Remis par le Conseil des arts et des lettres du Québec, le prix est accompagné d’une bourse de 15 000 dollars. La cérémonie s’est tenue aux Îles-de-la-Madeleine en collaboration avec Arrimage, Corporation culturelle des Îles-de-la-Madeleine.

Artiste atypique, François-Guillaume Leblanc s’est imposé au fil des années avec un univers qu’il décrit comme du « cartoon scénique », un mélange de théâtre physique, mime, clown et improvisation. Son travail repose largement sur l’expression corporelle et le bruitage vocal pour donner vie à une galerie de personnages décalés.

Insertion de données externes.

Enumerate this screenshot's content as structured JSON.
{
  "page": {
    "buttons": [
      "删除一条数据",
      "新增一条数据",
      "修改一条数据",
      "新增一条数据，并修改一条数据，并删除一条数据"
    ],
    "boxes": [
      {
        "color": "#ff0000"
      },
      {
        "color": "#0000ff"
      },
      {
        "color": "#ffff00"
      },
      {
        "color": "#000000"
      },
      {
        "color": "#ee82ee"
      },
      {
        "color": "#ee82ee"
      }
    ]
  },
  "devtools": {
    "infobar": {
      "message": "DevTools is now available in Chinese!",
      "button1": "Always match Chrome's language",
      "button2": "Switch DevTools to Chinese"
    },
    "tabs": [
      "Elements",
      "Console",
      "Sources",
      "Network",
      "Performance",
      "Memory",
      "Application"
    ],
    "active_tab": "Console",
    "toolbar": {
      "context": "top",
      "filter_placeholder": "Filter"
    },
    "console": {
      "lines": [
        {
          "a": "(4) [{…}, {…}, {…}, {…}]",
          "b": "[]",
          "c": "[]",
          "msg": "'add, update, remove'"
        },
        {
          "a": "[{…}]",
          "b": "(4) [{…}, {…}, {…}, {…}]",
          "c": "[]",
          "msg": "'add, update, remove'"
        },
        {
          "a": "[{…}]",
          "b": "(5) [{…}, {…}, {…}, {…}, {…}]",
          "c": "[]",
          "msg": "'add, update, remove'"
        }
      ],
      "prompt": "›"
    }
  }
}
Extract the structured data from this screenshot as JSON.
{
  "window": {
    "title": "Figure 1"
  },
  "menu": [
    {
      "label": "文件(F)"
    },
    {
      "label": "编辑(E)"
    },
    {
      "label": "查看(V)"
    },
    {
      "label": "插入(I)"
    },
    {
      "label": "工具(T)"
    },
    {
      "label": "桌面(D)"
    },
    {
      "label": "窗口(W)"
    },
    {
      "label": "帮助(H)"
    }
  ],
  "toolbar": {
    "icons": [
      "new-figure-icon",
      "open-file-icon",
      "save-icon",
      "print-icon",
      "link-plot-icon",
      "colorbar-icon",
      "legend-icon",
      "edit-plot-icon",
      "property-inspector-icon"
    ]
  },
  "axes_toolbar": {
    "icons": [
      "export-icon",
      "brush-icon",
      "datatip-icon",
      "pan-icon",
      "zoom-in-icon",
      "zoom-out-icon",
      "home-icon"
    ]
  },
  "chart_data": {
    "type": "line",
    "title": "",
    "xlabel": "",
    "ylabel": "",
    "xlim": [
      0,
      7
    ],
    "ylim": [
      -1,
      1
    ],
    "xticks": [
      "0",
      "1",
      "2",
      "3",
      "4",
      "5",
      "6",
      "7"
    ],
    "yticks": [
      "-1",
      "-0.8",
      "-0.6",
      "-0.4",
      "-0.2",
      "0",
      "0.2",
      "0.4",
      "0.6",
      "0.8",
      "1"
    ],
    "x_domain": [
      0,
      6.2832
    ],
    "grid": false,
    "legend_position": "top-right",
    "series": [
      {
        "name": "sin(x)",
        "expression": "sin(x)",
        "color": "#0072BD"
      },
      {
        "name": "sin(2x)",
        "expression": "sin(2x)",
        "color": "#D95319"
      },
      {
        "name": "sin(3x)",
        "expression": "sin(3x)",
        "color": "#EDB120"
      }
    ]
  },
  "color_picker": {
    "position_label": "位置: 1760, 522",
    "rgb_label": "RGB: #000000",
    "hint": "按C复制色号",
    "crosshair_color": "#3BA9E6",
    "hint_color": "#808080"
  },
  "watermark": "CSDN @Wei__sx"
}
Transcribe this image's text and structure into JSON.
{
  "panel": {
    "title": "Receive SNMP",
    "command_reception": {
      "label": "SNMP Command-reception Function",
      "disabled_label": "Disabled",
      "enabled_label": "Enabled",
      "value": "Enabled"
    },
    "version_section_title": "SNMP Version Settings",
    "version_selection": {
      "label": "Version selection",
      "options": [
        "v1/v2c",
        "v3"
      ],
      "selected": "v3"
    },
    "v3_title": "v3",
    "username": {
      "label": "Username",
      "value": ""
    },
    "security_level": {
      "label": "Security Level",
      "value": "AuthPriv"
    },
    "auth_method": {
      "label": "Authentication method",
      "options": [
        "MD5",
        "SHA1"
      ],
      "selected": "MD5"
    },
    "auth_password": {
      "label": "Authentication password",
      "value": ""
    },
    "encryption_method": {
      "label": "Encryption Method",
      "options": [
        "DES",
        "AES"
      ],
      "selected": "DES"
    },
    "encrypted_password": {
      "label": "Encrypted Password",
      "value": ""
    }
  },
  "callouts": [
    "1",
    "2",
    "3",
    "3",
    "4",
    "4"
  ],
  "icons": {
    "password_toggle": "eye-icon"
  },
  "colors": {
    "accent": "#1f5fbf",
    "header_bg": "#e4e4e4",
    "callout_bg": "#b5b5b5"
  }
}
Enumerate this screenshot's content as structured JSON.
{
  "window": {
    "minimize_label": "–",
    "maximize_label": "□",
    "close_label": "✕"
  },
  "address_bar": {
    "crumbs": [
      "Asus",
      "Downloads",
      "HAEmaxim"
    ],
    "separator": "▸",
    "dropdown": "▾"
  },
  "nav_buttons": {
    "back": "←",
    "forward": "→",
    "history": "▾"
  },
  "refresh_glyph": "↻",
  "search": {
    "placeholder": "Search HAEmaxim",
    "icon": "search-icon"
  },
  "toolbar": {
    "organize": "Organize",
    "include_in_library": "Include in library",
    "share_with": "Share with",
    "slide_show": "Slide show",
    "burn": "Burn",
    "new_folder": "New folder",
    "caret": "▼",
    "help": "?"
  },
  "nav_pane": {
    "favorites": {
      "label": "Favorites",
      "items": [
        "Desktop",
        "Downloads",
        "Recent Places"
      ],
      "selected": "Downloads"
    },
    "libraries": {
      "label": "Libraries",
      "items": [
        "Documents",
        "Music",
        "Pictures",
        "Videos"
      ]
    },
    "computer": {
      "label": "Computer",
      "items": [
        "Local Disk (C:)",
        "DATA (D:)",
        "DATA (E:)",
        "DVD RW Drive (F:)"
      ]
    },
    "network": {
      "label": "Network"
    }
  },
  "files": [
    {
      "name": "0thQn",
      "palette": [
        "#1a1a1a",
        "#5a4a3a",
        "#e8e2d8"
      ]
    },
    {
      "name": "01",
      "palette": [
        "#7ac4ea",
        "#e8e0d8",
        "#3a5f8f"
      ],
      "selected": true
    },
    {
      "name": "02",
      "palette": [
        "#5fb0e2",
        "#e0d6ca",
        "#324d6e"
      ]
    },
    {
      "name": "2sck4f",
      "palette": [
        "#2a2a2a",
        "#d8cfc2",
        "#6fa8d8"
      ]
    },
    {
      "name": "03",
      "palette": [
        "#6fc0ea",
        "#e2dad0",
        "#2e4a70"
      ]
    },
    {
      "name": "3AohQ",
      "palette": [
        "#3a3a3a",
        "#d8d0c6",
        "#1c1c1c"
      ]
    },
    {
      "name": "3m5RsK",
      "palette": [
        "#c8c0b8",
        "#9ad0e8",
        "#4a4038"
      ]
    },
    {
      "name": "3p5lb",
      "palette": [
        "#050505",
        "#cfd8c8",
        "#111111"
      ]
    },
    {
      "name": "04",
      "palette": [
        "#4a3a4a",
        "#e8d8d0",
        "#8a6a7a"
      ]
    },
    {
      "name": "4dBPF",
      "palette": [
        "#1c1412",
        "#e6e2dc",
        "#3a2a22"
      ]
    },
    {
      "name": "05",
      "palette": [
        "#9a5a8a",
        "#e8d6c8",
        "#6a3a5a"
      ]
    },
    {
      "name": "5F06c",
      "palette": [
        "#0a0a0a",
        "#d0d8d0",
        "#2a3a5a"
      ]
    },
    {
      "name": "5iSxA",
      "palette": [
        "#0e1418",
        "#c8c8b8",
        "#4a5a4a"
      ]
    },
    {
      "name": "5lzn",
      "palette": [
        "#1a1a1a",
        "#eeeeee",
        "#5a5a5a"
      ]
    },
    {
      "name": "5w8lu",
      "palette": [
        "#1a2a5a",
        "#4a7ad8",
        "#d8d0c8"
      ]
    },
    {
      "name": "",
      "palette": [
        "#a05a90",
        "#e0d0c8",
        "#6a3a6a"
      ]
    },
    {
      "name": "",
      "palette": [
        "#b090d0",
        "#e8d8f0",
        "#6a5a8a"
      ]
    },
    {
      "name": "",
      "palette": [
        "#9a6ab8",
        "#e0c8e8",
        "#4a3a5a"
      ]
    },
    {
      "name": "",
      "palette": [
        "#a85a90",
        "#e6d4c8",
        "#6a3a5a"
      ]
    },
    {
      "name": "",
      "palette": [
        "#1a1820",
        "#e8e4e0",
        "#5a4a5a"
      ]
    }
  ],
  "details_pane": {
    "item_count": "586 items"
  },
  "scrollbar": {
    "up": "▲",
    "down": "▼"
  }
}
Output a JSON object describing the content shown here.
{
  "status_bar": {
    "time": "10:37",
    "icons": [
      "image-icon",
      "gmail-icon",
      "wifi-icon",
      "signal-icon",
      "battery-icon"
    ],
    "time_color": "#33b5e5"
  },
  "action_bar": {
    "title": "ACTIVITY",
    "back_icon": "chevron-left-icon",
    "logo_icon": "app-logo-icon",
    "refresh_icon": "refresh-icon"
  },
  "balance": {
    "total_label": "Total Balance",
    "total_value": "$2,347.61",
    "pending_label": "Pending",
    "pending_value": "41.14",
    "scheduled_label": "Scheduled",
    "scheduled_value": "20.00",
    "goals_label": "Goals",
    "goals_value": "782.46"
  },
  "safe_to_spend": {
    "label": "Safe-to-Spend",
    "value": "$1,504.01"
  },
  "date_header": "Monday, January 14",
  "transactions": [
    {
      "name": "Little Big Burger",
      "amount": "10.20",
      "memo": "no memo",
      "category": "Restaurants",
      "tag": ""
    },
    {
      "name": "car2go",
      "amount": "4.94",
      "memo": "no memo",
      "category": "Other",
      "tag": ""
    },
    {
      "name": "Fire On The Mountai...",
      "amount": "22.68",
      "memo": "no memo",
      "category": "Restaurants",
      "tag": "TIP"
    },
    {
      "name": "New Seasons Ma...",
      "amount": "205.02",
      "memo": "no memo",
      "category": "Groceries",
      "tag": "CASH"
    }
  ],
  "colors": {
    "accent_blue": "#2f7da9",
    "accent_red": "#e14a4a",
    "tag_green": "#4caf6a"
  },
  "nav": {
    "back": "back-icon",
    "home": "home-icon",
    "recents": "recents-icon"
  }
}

Le jury du CALQ a salué un créateur capable de conjuguer excellence artistique et transmission. Depuis son retour dans l’archipel, l’artiste multiplie les ateliers dans les écoles, les maisons des jeunes et les groupes communautaires, tout en développant des projets liés à la santé mentale chez les adolescents.

Fondateur du Théâtre Biscornu et du collectif clownesque Foutiyayaï, il a aussi travaillé pendant plusieurs années avec le Cirque du Soleil sur des productions internationales comme OVO, Kooza et ECHO.

À travers cette distinction, le CALQ met également en lumière l’effervescence culturelle des Îles-de-la-Madeleine et le rôle des artistes dans la vitalité des régions québécoises.